A sua “carcaça” envelhecida não passou disso – apesar dos quase 40 anos de carreira a banda apresentou-se em excelente forma com o mesmo espírito jovial. Greg Gaffin, qual pastor desta igreja humanitária da igualdade, fez-nos valer as suas semelhanças com Michael Keaton para nos lembrar que a narrativa dos Bad Religion é mais real do que ficção. Tudo continua actual na lírica e parece que pouco mudou ao longo de tantos anos, tanto na crítica religiosa como na política. Talvez tenha sido por isso que os refrães foram constantemente entoados em uníssono, numa só voz, como nos casos de “Los Angeles Is Burning” ou “21st Century (Digital Boy)”.

Já antes de “My Sanity” Gaffin mencionou que os Bad Religion não deveriam nunca estar afastados do público português, especialmente não por tanto tempo. Disse até que se deveria repetir todos anos. Essa sugestão foi novamente rematada na despedida, depois de uma recta incrível com “No Control”, “Struck A Nerve”, a nova “Do The Paranoid Style”, “Fuck Armageddon… This Is Hell” e ainda, a plenos pulmões, os hinos “Infected” e “Punk Rock Song”. O encore trouxe-nos “Sorrow”, a obrigatória “You” e a apoteose final de “American Jesus” para dar fim a um alinhamento luxuoso de 31 (!) temas.

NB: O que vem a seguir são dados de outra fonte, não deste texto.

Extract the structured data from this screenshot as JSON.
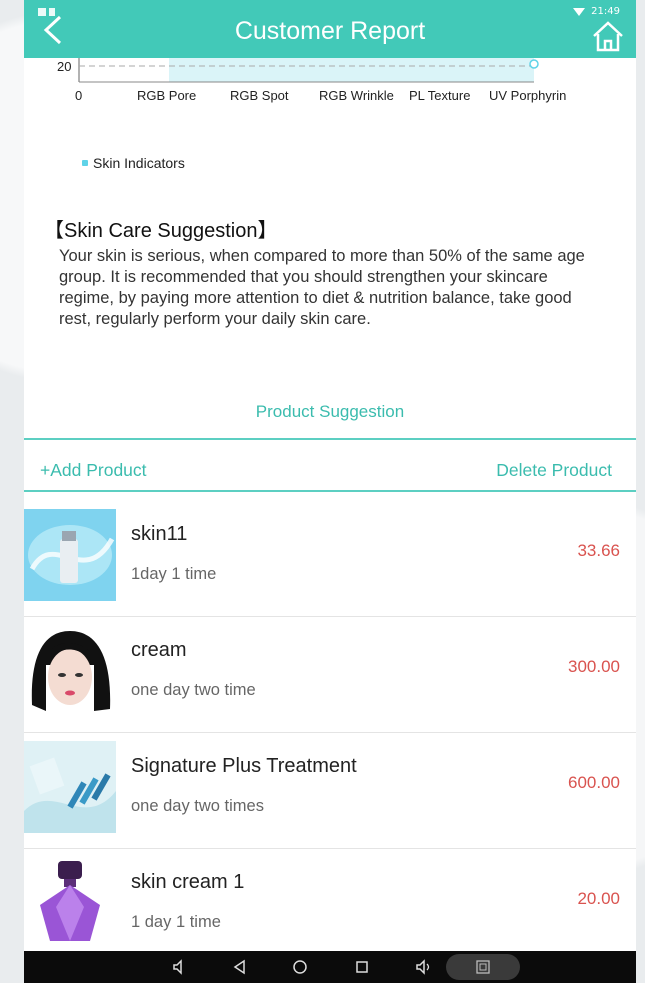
{
  "header": {
    "title": "Customer Report",
    "time": "21:49"
  },
  "chart_data": {
    "type": "line",
    "categories": [
      "RGB Pore",
      "RGB Spot",
      "RGB Wrinkle",
      "PL Texture",
      "UV Porphyrin"
    ],
    "origin_label": "0",
    "y_tick": "20",
    "series": [
      {
        "name": "Skin Indicators",
        "values": [
          20,
          20,
          20,
          20,
          20
        ]
      }
    ]
  },
  "suggestion": {
    "title": "【Skin Care Suggestion】",
    "body": "Your skin is serious, when compared to more than 50% of the same age group. It is recommended that you should strengthen your skincare regime, by paying more attention to diet & nutrition balance, take good rest, regularly perform your daily skin care."
  },
  "product_section": {
    "title": "Product Suggestion",
    "add_label": "+Add Product",
    "delete_label": "Delete Product"
  },
  "products": [
    {
      "name": "skin11",
      "frequency": "1day 1 time",
      "price": "33.66"
    },
    {
      "name": "cream",
      "frequency": "one day two time",
      "price": "300.00"
    },
    {
      "name": "Signature Plus Treatment",
      "frequency": "one day two times",
      "price": "600.00"
    },
    {
      "name": "skin cream 1",
      "frequency": "1 day 1 time",
      "price": "20.00"
    }
  ],
  "colors": {
    "accent": "#42c9b8",
    "price": "#d9534f",
    "series": "#5fd3e8"
  }
}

Chegar a este ponto da carreira e continuar relevante – digamos que Age Of Unreason pode até ser um pilar para uma nova geração de fãs – e transportar essa importância para o palco de forma intocável foi quase inacreditável. A música continua a ser a sua arma de protesto social, década após década, e ficou mais do que provado de que os Bad Religion não se resumem a uns “dinossauros” do punk. Eles não mesmo estão cá para disparates dessa natureza.